Non solo. “Il metallo giallo è stato anche acquistato come strumento di protezione per le posizioni sugli indici azionari. È possibile che le dimensioni del calo del mercato azionario possano forzare una liquidazione degli hedge in un contesto in cui la liquidità è ridotta. È interessante notare che i rivenditori di oro fisico stanno registrando vendite a livelli record”, continua Luke.

L’esperto nota che “i titoli azionari legati all’oro sono stati colpiti anche dai cali dell’equity. D’altra parte, l’azionario aurifero continua a rientrare nella categoria dei produttori di commodity ed è incluso in molti indici azionari di più ampio respiro. Ciò implica che eventi di liquidazione disordinati, come ad esempio la vendita forzata, possono spingere i titoli azionari auriferi verso il basso nel breve termine”.

Inoltre, anche le oscillazioni nel mercato petrolifero hanno influenzato questa asset class. “Il calo dei prezzi del petrolio ha avuto come effetto maggiore quello di far crollare le aspettative sull’inflazione. Ciò ha fatto aumentare anche la volatilità dell’oro, spingendo al rialzo i tassi di interesse, dato che le aspettative sull’inflazione sono calate più velocemente dei rendimenti nominali. L’oro è infatti molto sensibile a questi fattori nel breve termine”.

Minore volatilità nel prossimo futuro

In un mondo di debito elevato e tassi di interesse bassi, secondo Luke le politiche che emergeranno in reazione all’attuale crisi rappresenteranno un nuovo paradigma. “Ci aspettiamo che i tassi di interesse verranno mantenuti a livelli vicini allo zero, se necessario anche attraverso massicci programmi di quantitative easing e di espansione di bilancio delle banche centrali, e che la politica fiscale verrà utilizzata per spingere l’inflazione al ribasso verso i target. La politica fiscale può assumere varie forme e non scartiamo a priori la possibilità di un intervento sulla linea dell’’helicopter money’. Non potremmo immaginare un contesto più favorevole per il prezzo dell’oro”.

Inoltre, alla base delle performance dell’oro ci sono driver strutturali precisi, al di là delle turbolenze di breve termine. “Anche prima dell’attuale crisi abbiamo sostenuto che al momento ci troviamo nelle prime fasi di un’impennata strutturale degli investimenti in oro monetario sia da parte degli investitori privati che delle banche centrali, spinta da due fattori principali. In primo luogo, c’è un’alta probabilità che il debito globale molto elevato peserà sulla crescita globale, rendendo impossibile la normalizzazione delle politiche monetarie e spingendo i policymaker verso soluzioni non convenzionali più estreme nella prossima fase di declino (la classica trappola del debito).
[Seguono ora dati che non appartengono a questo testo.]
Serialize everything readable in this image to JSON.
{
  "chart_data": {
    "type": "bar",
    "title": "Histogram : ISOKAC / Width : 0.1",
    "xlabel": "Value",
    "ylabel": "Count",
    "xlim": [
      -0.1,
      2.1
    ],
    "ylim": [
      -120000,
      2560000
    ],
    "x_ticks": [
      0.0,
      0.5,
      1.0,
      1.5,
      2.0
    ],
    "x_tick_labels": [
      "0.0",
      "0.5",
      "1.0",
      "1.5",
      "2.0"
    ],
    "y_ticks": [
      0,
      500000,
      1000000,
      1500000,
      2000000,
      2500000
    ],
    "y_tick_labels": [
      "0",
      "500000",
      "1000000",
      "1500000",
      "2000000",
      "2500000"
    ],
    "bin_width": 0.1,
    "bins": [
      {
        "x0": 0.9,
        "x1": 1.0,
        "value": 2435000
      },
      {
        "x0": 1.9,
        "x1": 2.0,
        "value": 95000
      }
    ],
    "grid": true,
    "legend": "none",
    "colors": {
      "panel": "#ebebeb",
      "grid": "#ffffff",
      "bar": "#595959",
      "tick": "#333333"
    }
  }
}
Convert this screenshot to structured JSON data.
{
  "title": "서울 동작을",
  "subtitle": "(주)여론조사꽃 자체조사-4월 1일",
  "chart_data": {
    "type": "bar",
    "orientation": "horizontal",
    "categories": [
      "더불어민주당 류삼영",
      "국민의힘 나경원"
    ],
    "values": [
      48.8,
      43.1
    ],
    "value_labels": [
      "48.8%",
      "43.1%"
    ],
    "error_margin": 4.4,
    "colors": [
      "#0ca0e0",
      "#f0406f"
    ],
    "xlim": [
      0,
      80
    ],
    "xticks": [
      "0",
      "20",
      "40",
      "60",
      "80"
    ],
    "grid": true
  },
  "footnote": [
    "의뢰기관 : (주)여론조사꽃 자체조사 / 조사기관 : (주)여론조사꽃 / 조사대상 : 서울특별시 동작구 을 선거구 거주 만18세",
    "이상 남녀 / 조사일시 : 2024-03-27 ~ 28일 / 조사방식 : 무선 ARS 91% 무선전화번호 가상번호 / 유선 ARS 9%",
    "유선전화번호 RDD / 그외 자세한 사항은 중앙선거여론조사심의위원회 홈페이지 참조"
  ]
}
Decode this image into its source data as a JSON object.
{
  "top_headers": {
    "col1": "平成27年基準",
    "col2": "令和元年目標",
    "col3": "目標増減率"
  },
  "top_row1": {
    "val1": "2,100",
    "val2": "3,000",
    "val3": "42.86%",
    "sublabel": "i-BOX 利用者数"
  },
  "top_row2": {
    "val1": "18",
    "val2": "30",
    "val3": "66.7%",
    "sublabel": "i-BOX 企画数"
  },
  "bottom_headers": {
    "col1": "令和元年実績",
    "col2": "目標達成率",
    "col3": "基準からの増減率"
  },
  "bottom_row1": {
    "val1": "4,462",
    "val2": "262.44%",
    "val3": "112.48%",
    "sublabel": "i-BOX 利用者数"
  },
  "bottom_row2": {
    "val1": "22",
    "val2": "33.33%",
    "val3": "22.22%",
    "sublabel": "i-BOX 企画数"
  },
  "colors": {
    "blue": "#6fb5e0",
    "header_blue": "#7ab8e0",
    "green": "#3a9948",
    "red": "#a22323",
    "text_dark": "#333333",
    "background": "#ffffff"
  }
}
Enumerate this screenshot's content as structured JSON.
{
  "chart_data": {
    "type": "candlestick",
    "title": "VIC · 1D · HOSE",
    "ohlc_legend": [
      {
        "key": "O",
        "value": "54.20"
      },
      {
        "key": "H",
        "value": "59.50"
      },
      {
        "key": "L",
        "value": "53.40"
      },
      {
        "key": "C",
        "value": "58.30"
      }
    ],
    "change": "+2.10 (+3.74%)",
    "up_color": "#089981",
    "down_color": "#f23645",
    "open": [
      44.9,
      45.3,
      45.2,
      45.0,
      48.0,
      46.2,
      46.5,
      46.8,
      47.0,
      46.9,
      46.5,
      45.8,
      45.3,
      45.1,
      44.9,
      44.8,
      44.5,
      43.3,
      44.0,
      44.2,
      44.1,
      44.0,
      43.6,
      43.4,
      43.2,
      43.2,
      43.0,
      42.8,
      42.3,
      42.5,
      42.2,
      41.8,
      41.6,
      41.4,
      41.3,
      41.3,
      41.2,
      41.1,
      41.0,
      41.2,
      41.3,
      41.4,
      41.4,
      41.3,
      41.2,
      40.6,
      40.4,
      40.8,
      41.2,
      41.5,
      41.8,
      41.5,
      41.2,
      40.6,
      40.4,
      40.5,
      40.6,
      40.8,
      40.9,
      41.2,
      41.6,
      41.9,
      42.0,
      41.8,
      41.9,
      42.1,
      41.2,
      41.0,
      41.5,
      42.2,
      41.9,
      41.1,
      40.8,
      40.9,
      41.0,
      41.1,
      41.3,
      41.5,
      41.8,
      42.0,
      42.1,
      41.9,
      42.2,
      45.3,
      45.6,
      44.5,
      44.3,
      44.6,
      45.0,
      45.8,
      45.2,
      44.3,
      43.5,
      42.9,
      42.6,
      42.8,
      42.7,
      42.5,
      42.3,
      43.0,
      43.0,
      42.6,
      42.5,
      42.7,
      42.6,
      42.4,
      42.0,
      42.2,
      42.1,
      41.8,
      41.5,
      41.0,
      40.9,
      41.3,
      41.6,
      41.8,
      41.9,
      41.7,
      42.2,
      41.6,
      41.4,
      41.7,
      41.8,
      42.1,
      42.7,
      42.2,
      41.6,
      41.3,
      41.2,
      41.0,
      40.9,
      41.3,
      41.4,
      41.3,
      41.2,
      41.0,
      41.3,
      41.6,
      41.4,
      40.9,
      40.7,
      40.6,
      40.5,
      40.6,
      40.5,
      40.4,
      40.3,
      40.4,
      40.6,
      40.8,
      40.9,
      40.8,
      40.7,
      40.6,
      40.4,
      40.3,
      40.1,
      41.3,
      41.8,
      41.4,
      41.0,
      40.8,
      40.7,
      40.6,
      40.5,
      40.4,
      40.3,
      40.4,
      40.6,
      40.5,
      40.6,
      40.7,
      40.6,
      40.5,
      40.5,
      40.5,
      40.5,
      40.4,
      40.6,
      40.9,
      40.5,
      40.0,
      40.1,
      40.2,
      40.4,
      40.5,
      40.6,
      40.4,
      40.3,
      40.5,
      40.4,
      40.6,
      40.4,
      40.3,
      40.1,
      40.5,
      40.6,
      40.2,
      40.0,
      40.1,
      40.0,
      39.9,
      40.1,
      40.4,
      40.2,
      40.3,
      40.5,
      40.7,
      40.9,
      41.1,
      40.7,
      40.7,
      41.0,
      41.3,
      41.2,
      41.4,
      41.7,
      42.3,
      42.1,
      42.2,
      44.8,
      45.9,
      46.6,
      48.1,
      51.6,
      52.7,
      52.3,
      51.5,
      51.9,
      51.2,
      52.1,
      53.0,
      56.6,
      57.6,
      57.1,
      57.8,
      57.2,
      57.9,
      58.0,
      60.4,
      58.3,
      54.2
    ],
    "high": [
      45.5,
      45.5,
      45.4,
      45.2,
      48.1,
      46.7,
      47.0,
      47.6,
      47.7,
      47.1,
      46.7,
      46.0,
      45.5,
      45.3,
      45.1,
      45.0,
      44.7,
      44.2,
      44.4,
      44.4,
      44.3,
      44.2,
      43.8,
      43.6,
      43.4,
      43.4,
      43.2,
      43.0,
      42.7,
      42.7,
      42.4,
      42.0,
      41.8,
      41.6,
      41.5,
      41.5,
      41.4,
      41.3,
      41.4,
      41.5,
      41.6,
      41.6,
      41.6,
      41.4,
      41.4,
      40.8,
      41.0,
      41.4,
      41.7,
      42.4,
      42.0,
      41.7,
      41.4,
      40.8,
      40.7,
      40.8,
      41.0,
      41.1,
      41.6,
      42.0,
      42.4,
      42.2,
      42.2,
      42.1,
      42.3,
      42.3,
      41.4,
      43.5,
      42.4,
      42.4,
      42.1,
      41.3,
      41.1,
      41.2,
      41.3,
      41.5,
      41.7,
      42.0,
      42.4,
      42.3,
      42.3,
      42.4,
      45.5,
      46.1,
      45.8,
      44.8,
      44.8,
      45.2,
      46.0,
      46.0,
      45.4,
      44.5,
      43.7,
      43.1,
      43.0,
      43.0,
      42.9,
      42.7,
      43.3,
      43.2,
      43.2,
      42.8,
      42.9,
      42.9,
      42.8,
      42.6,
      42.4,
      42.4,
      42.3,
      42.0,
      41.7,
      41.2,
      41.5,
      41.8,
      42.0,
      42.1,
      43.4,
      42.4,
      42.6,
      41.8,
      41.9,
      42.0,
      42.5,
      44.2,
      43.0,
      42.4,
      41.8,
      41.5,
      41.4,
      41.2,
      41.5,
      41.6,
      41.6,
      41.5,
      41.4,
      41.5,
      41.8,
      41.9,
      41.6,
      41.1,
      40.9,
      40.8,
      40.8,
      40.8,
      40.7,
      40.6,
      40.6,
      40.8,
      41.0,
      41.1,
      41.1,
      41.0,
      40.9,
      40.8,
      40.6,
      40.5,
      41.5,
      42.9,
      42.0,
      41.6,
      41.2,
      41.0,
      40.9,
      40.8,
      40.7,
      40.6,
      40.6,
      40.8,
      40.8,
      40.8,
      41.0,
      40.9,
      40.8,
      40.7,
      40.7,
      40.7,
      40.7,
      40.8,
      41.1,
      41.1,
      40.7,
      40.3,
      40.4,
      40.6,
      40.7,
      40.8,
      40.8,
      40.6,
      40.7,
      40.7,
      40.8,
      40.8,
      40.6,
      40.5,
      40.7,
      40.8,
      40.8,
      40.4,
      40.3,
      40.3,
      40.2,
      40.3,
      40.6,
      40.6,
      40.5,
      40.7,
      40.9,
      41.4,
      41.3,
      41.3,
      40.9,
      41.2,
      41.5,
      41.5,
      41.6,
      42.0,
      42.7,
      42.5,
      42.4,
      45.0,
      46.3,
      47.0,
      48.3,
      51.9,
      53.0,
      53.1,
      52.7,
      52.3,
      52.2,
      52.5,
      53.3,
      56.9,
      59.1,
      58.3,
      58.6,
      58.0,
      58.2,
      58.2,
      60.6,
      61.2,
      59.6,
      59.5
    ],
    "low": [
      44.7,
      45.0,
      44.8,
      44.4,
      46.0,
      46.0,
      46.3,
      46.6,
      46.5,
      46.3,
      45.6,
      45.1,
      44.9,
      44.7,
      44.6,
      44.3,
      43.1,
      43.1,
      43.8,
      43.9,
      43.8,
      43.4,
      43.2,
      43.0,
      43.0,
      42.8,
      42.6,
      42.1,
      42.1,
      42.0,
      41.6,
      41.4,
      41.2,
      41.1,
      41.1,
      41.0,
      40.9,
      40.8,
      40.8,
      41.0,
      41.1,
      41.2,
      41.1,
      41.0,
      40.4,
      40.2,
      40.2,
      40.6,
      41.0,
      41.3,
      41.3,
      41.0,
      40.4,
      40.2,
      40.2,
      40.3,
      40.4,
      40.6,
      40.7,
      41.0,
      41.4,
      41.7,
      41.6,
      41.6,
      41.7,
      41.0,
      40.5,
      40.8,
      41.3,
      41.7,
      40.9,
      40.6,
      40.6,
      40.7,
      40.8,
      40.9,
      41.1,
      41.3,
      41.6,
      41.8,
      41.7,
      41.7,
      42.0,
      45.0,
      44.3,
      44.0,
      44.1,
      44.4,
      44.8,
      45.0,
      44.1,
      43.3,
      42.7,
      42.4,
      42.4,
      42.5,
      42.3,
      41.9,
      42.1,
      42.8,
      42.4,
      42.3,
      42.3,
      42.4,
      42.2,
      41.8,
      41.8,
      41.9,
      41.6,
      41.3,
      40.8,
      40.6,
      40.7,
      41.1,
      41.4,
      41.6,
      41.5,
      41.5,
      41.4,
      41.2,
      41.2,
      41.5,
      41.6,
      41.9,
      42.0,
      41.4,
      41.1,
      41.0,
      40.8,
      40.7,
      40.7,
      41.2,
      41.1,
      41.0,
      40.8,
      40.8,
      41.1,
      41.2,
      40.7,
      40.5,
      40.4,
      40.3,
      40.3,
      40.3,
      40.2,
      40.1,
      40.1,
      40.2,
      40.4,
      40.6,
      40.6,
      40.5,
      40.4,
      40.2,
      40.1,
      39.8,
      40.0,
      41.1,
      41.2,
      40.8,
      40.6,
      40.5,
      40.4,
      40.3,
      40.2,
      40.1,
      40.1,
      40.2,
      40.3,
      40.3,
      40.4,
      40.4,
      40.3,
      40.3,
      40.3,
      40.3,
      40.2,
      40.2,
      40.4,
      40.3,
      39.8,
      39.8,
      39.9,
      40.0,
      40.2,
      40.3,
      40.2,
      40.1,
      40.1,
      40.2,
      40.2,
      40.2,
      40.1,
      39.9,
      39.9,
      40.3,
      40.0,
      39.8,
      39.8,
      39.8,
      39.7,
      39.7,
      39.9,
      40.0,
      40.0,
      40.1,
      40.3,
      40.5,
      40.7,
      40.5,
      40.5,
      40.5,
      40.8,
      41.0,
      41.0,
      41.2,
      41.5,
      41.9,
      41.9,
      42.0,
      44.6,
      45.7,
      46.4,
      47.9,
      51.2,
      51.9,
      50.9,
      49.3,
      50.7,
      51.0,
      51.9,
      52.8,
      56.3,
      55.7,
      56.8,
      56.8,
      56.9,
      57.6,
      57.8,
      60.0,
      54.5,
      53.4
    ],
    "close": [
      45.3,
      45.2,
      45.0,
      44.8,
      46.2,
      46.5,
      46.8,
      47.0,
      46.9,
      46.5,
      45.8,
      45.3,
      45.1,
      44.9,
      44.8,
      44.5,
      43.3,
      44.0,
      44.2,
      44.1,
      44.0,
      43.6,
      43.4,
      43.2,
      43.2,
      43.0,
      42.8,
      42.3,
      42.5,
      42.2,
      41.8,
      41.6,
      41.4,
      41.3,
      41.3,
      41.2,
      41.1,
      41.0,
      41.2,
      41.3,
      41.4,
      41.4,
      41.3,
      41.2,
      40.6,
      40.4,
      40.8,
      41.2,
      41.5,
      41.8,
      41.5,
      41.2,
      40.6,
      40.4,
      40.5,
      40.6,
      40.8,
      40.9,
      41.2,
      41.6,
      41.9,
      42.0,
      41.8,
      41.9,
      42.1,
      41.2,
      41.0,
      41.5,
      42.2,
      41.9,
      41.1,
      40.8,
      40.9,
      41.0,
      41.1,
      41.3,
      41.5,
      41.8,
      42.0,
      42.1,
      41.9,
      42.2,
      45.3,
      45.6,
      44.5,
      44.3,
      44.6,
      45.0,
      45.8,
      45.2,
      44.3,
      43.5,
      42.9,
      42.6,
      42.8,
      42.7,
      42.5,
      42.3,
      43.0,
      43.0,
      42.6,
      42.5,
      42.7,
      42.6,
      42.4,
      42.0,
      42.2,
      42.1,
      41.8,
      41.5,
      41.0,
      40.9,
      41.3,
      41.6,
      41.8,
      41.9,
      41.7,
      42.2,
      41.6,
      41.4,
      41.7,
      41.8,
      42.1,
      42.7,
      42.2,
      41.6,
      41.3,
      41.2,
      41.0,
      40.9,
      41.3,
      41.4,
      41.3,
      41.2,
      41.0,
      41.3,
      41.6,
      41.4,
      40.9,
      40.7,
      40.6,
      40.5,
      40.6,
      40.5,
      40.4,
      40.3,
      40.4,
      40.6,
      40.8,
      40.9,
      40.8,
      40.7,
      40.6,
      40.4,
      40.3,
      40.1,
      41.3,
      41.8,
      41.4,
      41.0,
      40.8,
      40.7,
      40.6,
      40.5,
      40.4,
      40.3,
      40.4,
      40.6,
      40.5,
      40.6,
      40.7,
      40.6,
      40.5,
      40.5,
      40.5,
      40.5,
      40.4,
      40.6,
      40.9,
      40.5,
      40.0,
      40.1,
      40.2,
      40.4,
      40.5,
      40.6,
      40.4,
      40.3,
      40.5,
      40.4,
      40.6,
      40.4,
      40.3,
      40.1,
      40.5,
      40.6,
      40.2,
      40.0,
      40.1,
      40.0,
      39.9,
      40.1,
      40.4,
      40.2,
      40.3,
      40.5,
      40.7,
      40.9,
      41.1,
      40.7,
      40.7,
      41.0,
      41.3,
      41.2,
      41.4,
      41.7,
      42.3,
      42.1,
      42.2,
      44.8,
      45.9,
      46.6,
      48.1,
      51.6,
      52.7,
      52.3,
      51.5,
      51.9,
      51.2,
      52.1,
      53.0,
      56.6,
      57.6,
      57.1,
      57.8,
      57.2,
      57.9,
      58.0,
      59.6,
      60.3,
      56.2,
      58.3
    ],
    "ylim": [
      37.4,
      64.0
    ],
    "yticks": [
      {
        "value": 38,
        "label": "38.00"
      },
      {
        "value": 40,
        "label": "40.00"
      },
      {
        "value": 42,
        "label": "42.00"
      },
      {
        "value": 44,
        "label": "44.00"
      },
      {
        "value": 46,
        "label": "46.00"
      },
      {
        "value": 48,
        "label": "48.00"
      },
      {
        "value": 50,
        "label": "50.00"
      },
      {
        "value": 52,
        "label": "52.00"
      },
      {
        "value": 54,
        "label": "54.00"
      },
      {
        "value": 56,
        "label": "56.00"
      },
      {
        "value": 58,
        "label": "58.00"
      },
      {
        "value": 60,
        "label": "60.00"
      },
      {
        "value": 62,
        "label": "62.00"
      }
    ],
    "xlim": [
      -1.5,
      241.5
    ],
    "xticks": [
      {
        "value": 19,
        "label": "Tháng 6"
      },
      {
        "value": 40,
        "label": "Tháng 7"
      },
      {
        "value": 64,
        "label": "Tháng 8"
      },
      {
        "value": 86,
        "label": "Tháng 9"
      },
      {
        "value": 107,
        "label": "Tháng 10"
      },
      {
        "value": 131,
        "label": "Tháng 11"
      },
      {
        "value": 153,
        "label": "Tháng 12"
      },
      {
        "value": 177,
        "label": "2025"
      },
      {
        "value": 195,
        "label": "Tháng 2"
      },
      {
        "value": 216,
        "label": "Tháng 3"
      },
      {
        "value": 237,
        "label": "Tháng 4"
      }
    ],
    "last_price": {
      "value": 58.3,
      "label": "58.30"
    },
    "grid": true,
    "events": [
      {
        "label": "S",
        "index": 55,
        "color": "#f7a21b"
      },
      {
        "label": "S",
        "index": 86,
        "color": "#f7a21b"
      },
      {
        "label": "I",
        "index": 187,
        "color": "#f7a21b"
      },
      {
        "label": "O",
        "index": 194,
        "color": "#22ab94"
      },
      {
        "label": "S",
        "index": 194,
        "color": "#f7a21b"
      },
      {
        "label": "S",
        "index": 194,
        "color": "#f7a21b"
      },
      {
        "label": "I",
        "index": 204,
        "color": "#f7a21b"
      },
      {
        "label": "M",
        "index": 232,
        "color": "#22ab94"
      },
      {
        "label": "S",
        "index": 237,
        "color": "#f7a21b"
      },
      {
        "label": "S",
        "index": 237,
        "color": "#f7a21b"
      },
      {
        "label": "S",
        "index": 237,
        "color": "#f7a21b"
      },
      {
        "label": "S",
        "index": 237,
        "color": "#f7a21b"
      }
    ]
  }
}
Ciò porterà a tassi di interesse reali molto negativi e a un focus sempre maggiore sui rischi del debito sovrano. Entrambi questi risvolti dovrebbero essere molto positivi per i prezzi dell’oro”.

Il secondo fattore, secondo il gestore di Schroders, è rappresentato da un dollaro storicamente sopravvalutato e da una crescente attenzione verso il deficit Usa e verso la sostenibilità fiscale. Tale focus potrebbe diventare ancora più importante dopo le elezioni di novembre 2020, indipendentemente da chi sarà il vincitore. “Sulla base della velocità con cui si evolverà il contesto macroeconomico, ci sorprenderebbe se l’oro non dovesse toccare nuovi massimi storici superiori ai 2mila dollari l’oncia nei prossimi anni”.

L’azionario aurifero a un punto di svolta

“L’oro ha un’identità duale e condivide con altri metalli come il rame alcune caratteristiche da commodity, come l’offerta mineraria e la domanda fisica da parte dei consumatori. Tuttavia, il metallo giallo ha anche una chiara identità monetaria. Questo è il motivo per cui le banche centrali, che nel 2019 hanno acquistato quantità record di oro, detengono questo metallo nelle loro riserve monetarie. Nell’attuale contesto macro, riteniamo che le caratteristiche monetarie dell’oro siano dominanti per la determinazione del suo prezzo“, continua Luke.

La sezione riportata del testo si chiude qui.